How writing pain out serves the writer
I realized recently that one of the things writing does is to serve as a break for the writer.
For the few hours dedicated to writing, a writer who needs it can block out her own pain, the pressing need to make her own decisions, the major and minor tragedies of her own life.
During the writing time, it’s all about the characters’ pain, decisions, tragedies. Those parts of the psyche that are dedicated to dealing with Life, and which are sometimes raw from that dealing, get a break, a respite, time off.

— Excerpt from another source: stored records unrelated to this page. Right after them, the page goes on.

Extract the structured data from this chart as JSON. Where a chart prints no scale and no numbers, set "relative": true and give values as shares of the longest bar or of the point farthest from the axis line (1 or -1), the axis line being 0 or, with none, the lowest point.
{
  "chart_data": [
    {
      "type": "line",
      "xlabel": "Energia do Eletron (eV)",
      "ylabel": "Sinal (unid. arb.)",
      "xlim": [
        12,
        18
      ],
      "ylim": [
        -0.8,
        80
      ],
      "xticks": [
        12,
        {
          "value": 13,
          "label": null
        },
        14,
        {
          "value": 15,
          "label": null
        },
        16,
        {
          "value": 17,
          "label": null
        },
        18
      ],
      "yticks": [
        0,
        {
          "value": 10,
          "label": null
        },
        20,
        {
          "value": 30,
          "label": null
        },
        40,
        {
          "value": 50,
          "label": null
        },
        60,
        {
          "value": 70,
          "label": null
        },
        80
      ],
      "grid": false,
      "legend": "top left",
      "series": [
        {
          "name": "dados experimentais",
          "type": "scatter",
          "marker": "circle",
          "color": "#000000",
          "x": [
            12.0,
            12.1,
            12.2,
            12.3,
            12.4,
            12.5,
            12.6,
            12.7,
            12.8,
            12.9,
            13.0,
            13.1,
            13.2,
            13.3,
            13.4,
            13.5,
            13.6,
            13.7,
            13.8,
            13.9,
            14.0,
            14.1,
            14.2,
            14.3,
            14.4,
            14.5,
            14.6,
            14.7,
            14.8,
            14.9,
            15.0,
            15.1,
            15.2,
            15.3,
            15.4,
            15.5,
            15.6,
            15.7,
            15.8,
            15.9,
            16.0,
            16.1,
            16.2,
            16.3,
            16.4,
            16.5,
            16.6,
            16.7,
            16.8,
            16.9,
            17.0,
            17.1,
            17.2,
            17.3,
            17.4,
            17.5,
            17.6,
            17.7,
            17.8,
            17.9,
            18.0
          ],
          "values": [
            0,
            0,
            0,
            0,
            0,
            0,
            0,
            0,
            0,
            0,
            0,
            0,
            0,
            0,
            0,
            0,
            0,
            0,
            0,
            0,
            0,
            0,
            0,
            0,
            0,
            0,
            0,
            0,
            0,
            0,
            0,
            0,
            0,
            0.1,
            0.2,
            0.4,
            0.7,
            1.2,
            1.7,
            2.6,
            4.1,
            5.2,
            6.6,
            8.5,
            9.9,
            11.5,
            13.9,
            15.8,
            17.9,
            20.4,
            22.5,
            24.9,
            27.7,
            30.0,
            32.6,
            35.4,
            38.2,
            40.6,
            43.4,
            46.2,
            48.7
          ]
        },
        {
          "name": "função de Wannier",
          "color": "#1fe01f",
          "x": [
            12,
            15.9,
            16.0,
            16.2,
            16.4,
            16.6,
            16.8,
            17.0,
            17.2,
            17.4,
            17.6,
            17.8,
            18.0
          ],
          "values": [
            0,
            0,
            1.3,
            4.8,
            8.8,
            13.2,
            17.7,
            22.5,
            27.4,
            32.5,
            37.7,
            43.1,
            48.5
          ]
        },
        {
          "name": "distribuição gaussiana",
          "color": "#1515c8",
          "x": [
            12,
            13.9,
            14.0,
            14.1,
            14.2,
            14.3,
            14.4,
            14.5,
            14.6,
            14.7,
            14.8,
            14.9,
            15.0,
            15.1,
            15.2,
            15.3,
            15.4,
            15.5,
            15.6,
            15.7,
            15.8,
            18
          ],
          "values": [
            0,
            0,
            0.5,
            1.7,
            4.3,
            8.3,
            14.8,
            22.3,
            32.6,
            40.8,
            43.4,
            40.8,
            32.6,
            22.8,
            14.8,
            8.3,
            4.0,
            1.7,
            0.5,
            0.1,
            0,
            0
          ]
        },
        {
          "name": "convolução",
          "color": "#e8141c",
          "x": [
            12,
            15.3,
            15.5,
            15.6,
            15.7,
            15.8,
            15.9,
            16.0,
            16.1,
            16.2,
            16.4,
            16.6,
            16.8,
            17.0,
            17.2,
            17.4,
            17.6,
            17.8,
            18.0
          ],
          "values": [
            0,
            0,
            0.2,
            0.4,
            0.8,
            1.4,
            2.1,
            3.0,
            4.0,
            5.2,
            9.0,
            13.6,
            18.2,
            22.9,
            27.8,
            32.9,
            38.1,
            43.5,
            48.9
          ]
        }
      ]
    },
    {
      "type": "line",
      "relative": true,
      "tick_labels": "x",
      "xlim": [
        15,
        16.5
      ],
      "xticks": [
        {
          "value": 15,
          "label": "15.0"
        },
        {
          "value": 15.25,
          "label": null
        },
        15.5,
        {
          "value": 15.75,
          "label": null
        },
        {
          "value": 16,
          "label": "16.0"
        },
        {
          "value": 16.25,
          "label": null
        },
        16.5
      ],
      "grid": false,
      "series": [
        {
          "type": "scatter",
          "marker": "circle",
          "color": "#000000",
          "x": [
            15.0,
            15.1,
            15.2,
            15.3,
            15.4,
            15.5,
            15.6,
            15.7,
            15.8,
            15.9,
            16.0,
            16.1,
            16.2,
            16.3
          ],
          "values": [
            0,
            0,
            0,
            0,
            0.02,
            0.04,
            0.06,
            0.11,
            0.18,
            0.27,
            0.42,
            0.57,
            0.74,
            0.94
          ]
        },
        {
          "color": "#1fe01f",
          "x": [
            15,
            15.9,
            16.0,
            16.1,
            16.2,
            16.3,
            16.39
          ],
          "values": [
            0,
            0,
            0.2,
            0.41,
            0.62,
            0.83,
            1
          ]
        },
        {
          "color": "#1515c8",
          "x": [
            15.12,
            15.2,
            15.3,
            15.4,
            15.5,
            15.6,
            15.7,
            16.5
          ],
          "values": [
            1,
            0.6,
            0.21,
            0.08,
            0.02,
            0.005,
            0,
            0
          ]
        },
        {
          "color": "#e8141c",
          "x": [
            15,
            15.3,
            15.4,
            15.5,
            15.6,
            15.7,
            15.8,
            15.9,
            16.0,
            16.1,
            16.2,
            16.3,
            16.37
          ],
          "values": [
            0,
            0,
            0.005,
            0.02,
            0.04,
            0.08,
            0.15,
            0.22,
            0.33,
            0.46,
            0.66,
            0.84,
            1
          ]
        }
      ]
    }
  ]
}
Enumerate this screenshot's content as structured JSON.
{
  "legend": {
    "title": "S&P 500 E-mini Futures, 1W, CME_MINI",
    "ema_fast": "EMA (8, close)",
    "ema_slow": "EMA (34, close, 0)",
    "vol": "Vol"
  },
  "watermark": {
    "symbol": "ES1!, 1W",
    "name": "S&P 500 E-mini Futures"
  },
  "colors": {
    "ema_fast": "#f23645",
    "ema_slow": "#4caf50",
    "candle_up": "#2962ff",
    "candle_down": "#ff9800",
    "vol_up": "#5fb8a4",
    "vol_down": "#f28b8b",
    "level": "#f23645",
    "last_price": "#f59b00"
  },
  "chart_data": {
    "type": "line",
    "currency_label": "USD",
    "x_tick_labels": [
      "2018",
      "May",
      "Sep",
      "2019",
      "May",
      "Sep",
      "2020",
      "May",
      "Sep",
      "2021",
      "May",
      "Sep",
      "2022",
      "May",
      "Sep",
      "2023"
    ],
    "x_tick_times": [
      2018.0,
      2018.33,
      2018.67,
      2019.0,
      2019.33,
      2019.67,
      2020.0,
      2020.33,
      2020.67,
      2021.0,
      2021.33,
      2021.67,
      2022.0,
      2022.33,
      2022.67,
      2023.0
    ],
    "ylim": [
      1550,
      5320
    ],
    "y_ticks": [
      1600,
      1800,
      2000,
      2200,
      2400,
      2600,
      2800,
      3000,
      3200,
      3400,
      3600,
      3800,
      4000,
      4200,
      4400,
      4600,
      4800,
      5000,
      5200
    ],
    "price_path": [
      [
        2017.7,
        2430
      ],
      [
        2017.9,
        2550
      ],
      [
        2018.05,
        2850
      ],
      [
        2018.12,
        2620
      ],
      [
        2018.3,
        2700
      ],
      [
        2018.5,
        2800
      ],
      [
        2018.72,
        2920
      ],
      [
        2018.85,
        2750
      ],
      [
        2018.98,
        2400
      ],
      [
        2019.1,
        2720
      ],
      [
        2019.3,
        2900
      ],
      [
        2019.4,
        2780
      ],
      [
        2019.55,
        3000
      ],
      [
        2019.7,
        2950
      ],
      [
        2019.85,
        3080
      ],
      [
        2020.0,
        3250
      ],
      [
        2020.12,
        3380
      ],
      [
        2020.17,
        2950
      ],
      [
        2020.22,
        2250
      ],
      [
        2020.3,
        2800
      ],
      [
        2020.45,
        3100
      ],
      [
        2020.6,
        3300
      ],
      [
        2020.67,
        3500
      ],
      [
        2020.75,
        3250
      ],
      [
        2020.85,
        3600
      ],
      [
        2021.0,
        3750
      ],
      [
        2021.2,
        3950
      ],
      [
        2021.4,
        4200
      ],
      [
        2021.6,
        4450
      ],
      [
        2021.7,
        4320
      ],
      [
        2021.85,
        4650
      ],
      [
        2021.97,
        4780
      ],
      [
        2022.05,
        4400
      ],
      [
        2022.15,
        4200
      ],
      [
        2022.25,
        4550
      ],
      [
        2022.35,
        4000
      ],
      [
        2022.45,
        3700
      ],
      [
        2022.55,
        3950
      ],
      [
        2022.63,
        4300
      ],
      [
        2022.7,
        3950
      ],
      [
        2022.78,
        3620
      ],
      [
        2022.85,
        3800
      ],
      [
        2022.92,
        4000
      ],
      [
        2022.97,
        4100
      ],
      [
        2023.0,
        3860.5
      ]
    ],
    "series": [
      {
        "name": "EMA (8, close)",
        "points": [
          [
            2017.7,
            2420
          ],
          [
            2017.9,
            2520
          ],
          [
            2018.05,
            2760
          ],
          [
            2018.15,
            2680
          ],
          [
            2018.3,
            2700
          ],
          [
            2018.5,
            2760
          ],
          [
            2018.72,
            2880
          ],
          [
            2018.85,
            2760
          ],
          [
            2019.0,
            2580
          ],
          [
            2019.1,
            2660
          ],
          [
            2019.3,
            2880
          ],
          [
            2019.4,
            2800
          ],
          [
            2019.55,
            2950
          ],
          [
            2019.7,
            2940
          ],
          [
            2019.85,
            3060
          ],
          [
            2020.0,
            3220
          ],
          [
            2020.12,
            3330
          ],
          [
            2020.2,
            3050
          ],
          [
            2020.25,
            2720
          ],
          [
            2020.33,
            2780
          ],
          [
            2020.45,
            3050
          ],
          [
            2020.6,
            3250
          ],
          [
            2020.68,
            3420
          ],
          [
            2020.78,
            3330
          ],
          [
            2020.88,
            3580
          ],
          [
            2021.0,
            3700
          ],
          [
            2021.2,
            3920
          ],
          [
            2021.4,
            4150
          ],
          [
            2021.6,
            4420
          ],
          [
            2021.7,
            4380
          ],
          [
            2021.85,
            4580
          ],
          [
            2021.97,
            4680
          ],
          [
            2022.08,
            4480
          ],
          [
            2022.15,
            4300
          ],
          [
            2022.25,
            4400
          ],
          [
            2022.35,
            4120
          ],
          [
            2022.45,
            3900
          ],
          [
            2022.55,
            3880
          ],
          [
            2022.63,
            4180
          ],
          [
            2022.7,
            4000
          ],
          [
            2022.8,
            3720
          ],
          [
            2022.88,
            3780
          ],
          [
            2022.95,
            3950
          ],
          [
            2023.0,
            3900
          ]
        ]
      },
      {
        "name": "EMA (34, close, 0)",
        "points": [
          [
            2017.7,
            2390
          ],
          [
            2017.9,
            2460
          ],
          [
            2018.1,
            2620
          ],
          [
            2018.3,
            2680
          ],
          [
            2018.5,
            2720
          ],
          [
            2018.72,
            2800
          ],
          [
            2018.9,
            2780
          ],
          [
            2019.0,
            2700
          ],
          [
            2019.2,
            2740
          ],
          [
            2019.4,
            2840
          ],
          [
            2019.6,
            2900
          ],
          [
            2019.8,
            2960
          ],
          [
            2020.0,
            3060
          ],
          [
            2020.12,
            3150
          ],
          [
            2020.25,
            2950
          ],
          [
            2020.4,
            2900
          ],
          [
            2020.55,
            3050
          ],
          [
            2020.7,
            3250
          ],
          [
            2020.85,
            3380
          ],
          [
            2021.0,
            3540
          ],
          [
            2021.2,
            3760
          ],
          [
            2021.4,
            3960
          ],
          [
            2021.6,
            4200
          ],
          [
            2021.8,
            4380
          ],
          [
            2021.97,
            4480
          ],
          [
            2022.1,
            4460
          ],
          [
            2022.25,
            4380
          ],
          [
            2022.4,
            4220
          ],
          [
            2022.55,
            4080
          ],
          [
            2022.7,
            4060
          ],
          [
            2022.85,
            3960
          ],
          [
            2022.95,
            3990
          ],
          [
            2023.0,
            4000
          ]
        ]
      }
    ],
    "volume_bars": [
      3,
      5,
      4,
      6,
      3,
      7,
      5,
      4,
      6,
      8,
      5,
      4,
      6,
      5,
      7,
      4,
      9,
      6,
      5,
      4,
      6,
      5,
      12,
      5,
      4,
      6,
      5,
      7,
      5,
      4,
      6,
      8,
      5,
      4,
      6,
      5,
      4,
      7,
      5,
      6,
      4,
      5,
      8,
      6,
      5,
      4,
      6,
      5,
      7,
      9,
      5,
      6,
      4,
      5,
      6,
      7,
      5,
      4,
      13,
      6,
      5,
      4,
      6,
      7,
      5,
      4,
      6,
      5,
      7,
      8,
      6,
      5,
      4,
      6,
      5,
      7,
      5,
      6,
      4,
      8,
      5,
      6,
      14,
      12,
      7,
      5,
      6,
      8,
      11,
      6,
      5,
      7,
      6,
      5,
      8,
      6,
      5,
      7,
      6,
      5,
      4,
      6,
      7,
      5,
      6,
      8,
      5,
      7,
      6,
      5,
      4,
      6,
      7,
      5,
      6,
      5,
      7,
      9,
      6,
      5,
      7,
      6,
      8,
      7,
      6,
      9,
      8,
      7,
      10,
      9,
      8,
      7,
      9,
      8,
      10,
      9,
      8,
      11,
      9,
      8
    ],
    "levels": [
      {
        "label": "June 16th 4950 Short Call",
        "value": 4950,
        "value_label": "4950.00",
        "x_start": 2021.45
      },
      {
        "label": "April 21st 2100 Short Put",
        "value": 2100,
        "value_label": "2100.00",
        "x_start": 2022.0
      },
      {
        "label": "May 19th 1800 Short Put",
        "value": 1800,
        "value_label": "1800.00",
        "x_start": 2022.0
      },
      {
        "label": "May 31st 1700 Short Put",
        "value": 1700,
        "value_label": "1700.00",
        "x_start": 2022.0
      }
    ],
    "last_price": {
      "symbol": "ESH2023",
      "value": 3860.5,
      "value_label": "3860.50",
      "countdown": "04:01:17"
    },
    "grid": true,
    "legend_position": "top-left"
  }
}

In the same way I am drawn to surf the web, looking for stories – and not the goody-goody ones where everything is sweetness and light and everyone is happy, but the ones where tragedy is involved – I am drawn to writing because, for those hours, I don’t think about myself. Or if I do, it is to find a source for the pain I have inflicted on a character, to ‘teach her a lesson.’
Pain is the human condition
Anyone who has been alive more than a few seconds knows pain. We spend our whole lives learning to deal with it, to accept it, to sometimes beat it, to find the good things in spite of it. Many of us with CFS deal with a fair amount of physical pain as part of a chronic illness. Those who have fibromyalgia often have unremitting pain as their primary symptom.
It isn’t so much that we’re driven to seek pleasure, though pleasure – the bliss of a full tummy, the satisfaction after love, the simple pleasure of walking without pain – is what tells us we’ve arrived at a better place.
We would never seek pleasure if we weren’t in pain. The whole story of the Garden of Eden is of loss – followed by the drive to regain what was lost.
Pain is the driver. And writing is a pleasure that sets aside my one small life. In favor of living many other ones as fully as I feel like developing them.
A two-way street
There is always something I can use, something that needs to be converted from petty to predicament, something that needs to have its sting drawn. That is the normal condition of life. If it seems I get somewhat more than my fair share sometimes, well, others have it worse – but I can use it to write.
Conversely, if I need to write something, I can always search my own experience for something with the same flavor, if not the same magnitude. A small injustice from a shop clerk or another driver will serve as the basis for a life-changing injustice for a character. All I have to do is dial the emotion up or down, add a bit of nuance, and set it into place like a plant into a garden spot, to grow and fill the space.
But I hadn’t realized that during the time I am transforming the feeling I am also free of the feeling: there is a distance between us which means I am no longer my pain. We are distinct, different, disconnected.
The purpose of writing down pain
It quantifies pain to be written down. The immense becomes measurable, containable.
If there is time during a period of pain, I write it down. I save it. I mull it over. I get all possible versions out of my head, so they don’t get lost. And the sorting helps: if one version isn’t quite correct, a piece from another will fit the puzzle better, fill the hole. If there is no time then, I do it later, but it niggles at me until captured. The pain wants to be used, to be understood, to be accepted, to be known.
Most of those truly personal notes won’t get shared, not unedited. A few will be shared with those who are very close to the same pain, if they wish.
The majority of the notes become fodder for writing, because much of what I learn comes from analyzing my own reactions and surprising myself: I honestly didn’t know how much it would affect me when Gizzy, our chinchilla – my chinchilla (though she obeys my husband better) – seemed to be starving to death with abundant food available. She stopped eating completely – not a good sign for a small mammal – and fought so hard not to have the special food force-fed to her that I gave up, even when she was skin and bones, literally, under the plush fur. She got the medicines from the vet as long as I was supposed to give them to her, a quick bolus with a tiny syringe into her cheek after I captured her – against her will. But she wouldn’t let me feed her, nor take any of the treats I offered, nor eat her regular food. I wrote over 8000 words during those weeks and the weeks after, chronicling the ups and downs, preparing myself to live without her – and the miracle I was granted when she turned around.
I am not a pet person. I told the vet that. He said, “You have four kinds of hay for her – you are a pet person.”
Writing controls experience
While I was writing, I could put a limit on the experience, take a break from the thoughts churning in my head, because they each had to take a turn, become coherent, turn into words and sentences and paragraphs before I could put them down – making the inchoate, fully developed. Fixed in a medium.
I wrote when the pain of spinal surgery and the fog of painkillers made me crazy, notebook after notebook. The possibility looms again – I will have to re-read those notes before I can make a decision. While I was writing, I was getting some kind of control over the pain, and setting it aside so that it was not all-consuming for the time I could write.
Normal people use other strategies to deal with their pain. Writers write. And then use it, mine it for meaning and metaphors.
I don’t know if this is good or bad. I just know that it is.